Une nouvelle génération grandissait, écrit-il, qui tournait le dos à la peur. Elle se mit à combattre au lieu de supplier. (7)
Et, plus loin : Un peuple peut « penser », et pourtant ses fils avec leurs pensées et en dépit d’elles peuvent être transformés en troupeau d’esclaves ou en savon… Nous combattons, donc nous sommes. (8)
Ici, le terrorisme fut réveil, affirmation de soi, arrachement à la résignation millénaire.

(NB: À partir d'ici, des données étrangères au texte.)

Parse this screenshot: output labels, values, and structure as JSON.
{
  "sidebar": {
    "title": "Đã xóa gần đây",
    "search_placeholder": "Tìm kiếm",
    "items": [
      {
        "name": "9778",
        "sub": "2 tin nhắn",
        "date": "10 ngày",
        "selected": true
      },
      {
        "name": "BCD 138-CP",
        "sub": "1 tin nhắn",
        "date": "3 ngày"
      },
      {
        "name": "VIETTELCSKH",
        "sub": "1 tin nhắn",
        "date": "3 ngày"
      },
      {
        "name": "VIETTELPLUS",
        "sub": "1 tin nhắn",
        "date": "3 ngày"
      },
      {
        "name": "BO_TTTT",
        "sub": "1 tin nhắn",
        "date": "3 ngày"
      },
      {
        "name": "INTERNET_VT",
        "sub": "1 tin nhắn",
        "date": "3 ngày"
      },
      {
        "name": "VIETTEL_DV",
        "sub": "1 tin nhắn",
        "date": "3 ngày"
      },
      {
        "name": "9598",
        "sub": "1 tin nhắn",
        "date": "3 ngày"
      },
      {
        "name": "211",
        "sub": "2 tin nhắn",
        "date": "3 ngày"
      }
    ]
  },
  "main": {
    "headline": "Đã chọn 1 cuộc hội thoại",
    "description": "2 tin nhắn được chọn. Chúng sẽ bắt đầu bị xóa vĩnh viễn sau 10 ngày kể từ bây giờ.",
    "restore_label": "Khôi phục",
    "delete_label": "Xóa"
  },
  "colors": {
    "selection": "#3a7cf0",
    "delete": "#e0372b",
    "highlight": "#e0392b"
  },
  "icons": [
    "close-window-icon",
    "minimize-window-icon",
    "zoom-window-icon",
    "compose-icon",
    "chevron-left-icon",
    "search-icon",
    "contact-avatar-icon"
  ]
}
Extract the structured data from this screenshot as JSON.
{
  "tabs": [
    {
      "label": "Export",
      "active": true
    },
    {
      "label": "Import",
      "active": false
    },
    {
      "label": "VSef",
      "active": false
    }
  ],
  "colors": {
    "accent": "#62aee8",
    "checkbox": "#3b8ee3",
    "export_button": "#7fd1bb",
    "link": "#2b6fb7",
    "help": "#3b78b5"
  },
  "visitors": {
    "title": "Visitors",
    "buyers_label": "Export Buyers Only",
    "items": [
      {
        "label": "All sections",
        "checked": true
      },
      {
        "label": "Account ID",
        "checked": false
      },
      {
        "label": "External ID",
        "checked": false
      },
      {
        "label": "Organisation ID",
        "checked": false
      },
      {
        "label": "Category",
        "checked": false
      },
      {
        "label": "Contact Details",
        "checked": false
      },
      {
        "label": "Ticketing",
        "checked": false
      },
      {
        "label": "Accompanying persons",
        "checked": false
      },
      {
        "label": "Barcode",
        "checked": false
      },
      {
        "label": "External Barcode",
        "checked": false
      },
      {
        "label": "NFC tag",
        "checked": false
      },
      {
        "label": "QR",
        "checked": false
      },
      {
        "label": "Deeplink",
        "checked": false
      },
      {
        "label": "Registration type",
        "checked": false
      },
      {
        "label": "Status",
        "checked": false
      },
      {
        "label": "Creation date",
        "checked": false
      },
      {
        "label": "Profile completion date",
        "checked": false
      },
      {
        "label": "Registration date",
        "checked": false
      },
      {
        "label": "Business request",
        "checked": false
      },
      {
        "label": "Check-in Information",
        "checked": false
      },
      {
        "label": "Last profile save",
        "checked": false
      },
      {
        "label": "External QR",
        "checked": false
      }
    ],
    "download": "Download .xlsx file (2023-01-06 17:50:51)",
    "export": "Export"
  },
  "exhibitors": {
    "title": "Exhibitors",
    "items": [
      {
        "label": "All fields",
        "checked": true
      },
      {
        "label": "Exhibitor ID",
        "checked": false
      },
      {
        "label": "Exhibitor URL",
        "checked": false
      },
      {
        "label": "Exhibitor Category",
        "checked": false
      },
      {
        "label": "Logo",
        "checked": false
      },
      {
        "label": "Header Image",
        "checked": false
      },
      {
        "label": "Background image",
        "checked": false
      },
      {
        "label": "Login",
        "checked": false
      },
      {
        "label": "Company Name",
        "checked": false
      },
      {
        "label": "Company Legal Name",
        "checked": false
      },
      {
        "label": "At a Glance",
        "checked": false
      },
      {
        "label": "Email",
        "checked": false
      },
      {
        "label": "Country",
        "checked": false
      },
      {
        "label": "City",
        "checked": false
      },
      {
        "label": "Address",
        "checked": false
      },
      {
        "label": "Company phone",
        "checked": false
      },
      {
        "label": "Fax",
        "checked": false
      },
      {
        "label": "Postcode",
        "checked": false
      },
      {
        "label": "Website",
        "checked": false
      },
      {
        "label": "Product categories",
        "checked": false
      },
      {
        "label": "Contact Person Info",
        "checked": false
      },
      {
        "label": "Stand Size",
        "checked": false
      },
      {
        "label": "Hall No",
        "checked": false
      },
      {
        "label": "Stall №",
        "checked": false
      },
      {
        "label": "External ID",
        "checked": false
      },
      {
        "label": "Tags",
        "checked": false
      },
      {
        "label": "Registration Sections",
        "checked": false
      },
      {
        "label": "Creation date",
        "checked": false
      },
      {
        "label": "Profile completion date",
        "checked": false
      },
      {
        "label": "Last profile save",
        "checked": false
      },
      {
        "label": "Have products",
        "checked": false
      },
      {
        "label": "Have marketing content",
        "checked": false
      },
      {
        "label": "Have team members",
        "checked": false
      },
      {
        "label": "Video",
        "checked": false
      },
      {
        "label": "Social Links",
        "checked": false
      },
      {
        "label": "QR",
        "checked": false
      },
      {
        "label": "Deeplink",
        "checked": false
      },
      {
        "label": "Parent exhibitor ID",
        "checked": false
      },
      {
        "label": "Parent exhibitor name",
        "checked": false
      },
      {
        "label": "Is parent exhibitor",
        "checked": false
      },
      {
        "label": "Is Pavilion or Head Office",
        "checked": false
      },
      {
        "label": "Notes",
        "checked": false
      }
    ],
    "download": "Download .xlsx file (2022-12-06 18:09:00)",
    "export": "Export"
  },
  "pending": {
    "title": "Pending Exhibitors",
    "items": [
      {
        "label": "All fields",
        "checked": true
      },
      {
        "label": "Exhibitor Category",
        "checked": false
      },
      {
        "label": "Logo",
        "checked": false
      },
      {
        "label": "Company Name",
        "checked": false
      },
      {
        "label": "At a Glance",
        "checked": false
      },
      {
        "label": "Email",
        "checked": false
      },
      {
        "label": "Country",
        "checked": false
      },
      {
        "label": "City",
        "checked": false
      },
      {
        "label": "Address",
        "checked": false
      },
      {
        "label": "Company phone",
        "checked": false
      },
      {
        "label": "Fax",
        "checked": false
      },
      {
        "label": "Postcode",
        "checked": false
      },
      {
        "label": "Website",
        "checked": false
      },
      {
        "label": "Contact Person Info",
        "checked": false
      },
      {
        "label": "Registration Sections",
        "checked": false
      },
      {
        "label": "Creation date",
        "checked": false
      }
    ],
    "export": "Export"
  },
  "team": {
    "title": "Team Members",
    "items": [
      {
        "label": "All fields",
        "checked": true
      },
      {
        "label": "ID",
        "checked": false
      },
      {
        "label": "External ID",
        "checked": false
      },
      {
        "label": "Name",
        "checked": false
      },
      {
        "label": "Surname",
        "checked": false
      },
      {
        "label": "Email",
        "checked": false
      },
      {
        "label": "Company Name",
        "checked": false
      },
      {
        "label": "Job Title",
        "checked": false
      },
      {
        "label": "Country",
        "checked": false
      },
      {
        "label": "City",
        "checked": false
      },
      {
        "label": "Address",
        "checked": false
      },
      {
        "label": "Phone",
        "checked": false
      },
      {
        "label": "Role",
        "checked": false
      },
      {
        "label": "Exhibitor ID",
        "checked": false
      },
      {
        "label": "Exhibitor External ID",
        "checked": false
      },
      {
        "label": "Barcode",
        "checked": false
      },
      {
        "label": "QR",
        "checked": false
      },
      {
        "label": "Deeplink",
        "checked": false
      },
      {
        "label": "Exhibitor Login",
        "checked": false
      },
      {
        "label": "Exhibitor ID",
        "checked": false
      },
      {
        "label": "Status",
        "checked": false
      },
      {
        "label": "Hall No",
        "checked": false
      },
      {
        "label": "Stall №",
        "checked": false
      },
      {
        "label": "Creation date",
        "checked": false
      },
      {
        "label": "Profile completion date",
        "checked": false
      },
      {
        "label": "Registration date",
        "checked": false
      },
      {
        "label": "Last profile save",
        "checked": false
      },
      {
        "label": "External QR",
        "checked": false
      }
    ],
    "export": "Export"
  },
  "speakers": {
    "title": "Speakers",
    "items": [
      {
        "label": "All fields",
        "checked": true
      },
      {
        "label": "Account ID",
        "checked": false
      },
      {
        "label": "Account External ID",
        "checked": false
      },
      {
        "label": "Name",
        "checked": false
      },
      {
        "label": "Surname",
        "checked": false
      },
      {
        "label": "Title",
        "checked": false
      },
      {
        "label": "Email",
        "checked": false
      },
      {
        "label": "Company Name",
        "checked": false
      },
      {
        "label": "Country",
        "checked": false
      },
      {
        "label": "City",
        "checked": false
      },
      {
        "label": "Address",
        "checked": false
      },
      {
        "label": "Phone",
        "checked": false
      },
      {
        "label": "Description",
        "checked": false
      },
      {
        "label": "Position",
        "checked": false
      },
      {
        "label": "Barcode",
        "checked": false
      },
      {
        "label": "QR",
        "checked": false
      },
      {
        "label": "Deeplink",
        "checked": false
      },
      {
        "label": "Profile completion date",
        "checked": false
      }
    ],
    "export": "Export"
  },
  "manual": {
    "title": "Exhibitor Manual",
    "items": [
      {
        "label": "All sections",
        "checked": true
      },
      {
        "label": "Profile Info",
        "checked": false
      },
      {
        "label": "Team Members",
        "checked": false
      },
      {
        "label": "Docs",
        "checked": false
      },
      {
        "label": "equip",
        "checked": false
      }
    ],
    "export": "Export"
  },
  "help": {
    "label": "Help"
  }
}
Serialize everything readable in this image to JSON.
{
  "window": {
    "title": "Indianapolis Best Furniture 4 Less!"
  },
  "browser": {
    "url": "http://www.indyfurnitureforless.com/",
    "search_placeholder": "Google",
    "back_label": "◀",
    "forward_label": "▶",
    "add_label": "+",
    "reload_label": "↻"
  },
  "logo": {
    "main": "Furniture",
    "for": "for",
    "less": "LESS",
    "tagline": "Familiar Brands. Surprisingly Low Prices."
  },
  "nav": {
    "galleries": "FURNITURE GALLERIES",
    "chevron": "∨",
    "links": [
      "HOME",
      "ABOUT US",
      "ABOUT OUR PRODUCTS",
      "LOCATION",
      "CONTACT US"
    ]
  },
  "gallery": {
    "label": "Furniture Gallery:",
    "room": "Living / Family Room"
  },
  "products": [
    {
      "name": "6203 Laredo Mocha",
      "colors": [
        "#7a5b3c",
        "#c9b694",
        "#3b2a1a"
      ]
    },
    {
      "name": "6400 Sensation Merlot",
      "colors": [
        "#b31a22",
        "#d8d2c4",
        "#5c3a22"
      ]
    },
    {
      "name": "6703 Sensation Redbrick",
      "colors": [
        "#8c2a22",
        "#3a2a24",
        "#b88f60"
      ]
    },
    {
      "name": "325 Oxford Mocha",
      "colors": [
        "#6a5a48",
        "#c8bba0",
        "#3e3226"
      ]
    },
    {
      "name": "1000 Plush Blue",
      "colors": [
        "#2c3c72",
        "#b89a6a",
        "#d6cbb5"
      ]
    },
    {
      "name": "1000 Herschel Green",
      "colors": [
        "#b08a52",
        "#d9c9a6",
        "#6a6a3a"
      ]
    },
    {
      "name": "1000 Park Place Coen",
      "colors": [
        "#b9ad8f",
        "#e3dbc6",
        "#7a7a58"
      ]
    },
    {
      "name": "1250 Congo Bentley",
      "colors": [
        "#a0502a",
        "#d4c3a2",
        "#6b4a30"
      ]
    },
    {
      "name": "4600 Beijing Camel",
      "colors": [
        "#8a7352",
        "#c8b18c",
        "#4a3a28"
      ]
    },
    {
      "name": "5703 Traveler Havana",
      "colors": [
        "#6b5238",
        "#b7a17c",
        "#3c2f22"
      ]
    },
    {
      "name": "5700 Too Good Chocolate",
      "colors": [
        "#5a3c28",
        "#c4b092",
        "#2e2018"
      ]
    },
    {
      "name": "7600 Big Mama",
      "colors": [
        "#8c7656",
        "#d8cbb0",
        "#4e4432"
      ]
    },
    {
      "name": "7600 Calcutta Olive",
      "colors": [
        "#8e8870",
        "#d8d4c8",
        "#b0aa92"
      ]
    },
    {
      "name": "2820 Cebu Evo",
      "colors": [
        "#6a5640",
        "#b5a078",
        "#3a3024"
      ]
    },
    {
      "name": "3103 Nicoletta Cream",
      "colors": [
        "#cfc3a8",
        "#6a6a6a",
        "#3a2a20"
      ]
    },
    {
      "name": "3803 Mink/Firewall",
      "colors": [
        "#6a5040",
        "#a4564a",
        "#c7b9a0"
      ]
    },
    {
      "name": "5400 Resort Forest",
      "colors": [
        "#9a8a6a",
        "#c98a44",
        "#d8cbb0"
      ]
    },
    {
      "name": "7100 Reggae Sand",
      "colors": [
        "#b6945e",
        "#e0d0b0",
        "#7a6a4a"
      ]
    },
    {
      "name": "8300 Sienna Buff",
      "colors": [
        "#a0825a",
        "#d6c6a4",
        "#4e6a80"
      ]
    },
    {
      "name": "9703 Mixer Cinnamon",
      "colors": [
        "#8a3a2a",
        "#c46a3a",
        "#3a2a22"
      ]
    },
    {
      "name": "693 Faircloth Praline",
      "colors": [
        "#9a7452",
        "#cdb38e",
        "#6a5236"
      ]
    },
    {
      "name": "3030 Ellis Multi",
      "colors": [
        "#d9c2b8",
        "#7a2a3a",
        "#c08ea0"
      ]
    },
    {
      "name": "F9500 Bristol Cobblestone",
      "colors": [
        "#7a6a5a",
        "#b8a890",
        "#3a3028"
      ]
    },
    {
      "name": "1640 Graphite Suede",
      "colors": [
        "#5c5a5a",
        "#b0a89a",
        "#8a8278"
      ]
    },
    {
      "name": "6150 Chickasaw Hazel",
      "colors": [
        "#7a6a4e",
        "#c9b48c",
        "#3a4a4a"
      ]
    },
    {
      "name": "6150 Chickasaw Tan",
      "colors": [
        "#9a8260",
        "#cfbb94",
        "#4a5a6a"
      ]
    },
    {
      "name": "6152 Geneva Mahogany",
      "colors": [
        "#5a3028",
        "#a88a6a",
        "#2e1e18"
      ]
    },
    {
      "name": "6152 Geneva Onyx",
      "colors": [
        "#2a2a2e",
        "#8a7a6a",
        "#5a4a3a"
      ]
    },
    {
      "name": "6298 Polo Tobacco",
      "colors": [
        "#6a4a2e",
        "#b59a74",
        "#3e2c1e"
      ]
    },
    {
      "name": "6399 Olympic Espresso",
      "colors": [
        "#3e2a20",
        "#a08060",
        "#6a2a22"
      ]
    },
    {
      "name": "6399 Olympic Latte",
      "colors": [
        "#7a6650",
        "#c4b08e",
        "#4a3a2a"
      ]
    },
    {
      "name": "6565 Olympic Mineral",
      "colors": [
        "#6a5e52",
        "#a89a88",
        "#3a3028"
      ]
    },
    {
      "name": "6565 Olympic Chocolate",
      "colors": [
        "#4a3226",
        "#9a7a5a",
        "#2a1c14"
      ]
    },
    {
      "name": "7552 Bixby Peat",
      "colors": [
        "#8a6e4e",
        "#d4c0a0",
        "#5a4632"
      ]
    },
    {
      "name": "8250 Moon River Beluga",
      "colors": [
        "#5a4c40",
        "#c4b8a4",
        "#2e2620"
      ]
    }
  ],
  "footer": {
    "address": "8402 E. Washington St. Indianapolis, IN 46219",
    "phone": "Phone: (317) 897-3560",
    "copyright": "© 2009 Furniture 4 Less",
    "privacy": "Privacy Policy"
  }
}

Cette violence qui désormais tenait en respect les Arabes n’allait pas tarder, après la publication du Livre Blanc du gouvernement Chamberlain, à se tourner contre les Britanniques. Le gouvernement de Sa Majesté commençait à trouver que la situation devenait de plus en plus incommode dans cette Palestine, troublée par la guérilla permanente des Arabes et des Juifs. Mais ceux-ci n’étaient encore qu’une poignée, alors qu’on comptait des dizaines de millions d’Arabes, dans ce Moyen-Orient où la Grande-Bretagne avait tant d’intérêts à défendre. Au moment de la Déclaration Balfour, on avait pu croire à Londres que seule une infime minorité de Juifs consentirait à venir fertiliser des déserts, mais l’émigration vers la Palestine ne cessait pas. 450 000 Juifs s’y étaient maintenant établis. L’antisémitisme hitlérien ne pouvait que grossir ce flot, susciter chez les Arabes de nouvelles fureurs, et créer pour les soldats britanniques de nouveaux sujets de difficultés. Le Livre Blanc tirait la conclusion brutale de cette analyse. Pratiquement, il mettait fin à l’émigration.
Dans toute la Palestine juive, la colère fut grande. L’Irgoun, pour sa part, ne fut pas moins catégorique dans ses conclusions que le gouvernement Chamberlain ne l’avait été dans les siennes : les Anglais avaient cédé devant le chantage arabe et la preuve était faite que seule la violence payait. A partir de ces constatations, la conduite à tenir était simple : il fallait avoir recours aux mêmes méthodes que les Arabes, mais cette fois contre les forces de la Couronne. Le 17 mai 1939, jour de la publication du Livre Blanc, des manifestations de rues éclatèrent et les stations de la radio en Palestine juive furent bombardées. La riposte des Anglais fut prompte : en quelques heures, ils coffrèrent presque tout l’état-major de l’Irgoun et un peu plus tard son chef, David Raziel.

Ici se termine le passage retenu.